I don’t know how other writers feel, but even after my books are in print I find myself thinking of plot points and adventures my characters could have. I think that’s because I fall so in love with my characters, I don’t want to let them go when the book is finished. I’m always thinking of things they could say or do later on. When a book is finished, my mind automatically begins thinking sequel! sequel!.
Any anecdotes about the research or writing of your books?
I’ve always tried to do interesting things with an eye to using the experiences in a book. I’ve toured an active mine in the Rocky Mountains miles below the surface of the earth, spent the day on the range with a BLM wild horse herd manager, lived on the Navajo Indian Reservation, worked on an archaeological dig at an Anasazi site, many more. I’m getting ready to volunteer in the Missing Persons Division of the Phoenix PD.

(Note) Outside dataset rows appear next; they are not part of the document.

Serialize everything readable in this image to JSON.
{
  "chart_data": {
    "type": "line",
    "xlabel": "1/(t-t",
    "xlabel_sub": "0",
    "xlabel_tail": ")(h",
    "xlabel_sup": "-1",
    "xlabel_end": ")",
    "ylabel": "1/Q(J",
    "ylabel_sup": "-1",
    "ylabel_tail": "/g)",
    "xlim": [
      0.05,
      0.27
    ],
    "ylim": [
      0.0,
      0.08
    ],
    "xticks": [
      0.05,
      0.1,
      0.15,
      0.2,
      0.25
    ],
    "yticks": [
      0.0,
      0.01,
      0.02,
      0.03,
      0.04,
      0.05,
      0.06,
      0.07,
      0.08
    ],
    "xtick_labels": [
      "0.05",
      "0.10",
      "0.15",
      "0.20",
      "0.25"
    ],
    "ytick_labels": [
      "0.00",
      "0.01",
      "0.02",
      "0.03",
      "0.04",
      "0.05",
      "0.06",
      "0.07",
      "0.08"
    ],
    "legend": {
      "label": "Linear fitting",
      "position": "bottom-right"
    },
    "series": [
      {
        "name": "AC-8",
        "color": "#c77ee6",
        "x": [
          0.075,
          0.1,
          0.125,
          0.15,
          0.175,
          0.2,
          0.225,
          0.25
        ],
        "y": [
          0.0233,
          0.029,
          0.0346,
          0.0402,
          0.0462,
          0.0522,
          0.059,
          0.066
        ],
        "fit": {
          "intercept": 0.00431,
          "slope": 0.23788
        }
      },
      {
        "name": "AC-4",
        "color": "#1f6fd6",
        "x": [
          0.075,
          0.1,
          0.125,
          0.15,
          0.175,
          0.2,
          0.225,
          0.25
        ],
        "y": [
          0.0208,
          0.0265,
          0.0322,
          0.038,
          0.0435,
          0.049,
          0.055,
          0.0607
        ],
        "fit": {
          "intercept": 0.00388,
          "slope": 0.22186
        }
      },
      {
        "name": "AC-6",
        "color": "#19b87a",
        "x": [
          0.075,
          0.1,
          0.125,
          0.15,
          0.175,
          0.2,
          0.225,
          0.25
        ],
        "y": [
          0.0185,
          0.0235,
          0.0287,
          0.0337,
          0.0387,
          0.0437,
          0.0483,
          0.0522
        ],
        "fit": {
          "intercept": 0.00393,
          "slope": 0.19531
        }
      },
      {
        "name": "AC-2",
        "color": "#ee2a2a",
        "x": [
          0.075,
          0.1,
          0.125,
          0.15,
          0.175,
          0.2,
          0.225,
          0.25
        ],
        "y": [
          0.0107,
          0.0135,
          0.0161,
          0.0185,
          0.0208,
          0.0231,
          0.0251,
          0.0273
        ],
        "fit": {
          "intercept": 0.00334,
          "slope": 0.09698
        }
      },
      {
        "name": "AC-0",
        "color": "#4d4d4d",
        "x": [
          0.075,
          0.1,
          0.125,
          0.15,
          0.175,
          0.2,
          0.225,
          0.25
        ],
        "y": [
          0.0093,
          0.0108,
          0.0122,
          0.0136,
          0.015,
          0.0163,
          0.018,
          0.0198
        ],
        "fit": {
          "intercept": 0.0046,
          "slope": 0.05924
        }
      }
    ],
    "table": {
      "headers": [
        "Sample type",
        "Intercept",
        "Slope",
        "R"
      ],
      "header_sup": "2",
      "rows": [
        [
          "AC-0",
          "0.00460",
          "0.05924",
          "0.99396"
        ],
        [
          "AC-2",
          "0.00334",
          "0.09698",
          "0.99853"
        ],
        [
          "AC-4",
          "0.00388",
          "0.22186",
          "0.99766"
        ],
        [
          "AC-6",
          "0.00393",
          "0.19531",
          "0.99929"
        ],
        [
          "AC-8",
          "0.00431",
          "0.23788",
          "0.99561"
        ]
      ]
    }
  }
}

I’ve just finished a follow up book to THE CHARMSTONE called A SECRET WORTH KILLING FOR. This book is also set in Monument Valley on the Navajo Indian Reservation and involves searching for people in a fifty year old photograph. The mystery evolves from what happened to those people some of whom are still alive and some of whom have disappeared mysteriously.
I have a book coming out in July 2009 that is a departure from what I usually write. It’s an Old West historical romance called SAGE CANE’S HOUSE OF GRACE AND FAVOR about a reluctant madam who teaches the women in town how to keep their husband’s home at night. Westerns are my secret guilty pleasure.
This is an excellent question! And I hope I don’t hurt anyone’s feelings here, but the truth is I’ve received some very harmful advice through the years about writing for publication. It wasn’t until I ignored 90% of it that I sold a book. You’ve heard people tell beginning writers to write the book of their heart? Well, in my workshops I tell them DON’T DO THAT! Nobody cares about the book of your heart! You have to write what editors are buying, and what is selling.
You do this by making an effort to read debut books, that is, an author’s first book. That will tell you what editors are recently buying. Keep in mind that particular book may have been contracted 12-18 months ago and the trend may have changed since then, but it will give you an idea.
You can find out what is selling by talking to your local bookstore managers. They will tell you what is flying off the shelves and what customers are asking for.
Once you’re established as an author and selling regularly, you can write the book of your heart. Remember – this is a business not a social club or a support group.
How do you craft a plot?
You’d think there would be a simple answer to this simple question, wouldn’t you? Alas, there is not, at least not for me. My plots have never come together the same way twice. I’ve written a book that felt like the story was being channeled to me, and I’ve written a book that I struggled with and gave up on three times before finishing. And everything in between.
Do you begin writing with a synopsis in hand, or do you write as the ideas come to you?
Unless I’m forced, I never write the synopsis first. But I’m a plotter, not a pantser. In life, I don’t go anywhere without a map and if it’s more than a hundred miles, I need a Triptik. In writing, I need to know where I’m going before I begin a book. My writing Triptik is an outline and/or index cards with the major plots points spelled out in chronological order. Sometimes I can write the synopsis part way through once I’m sure where the story is going.
What’s something you wish you’d known earlier that might have saved you some time/frustration in the publishing business?
That there is no ONE way to write a book. There are many ways to write a book.
Oh, yes. My CHARMSTONE Dream Team! Three readers from Pennsylvania who fell so in love with THE CHARMSTONE they took a road trip out West to visit Monument Valley on the Navajo Indian Reservation, and came to Phoenix to meet me and have me sign their books.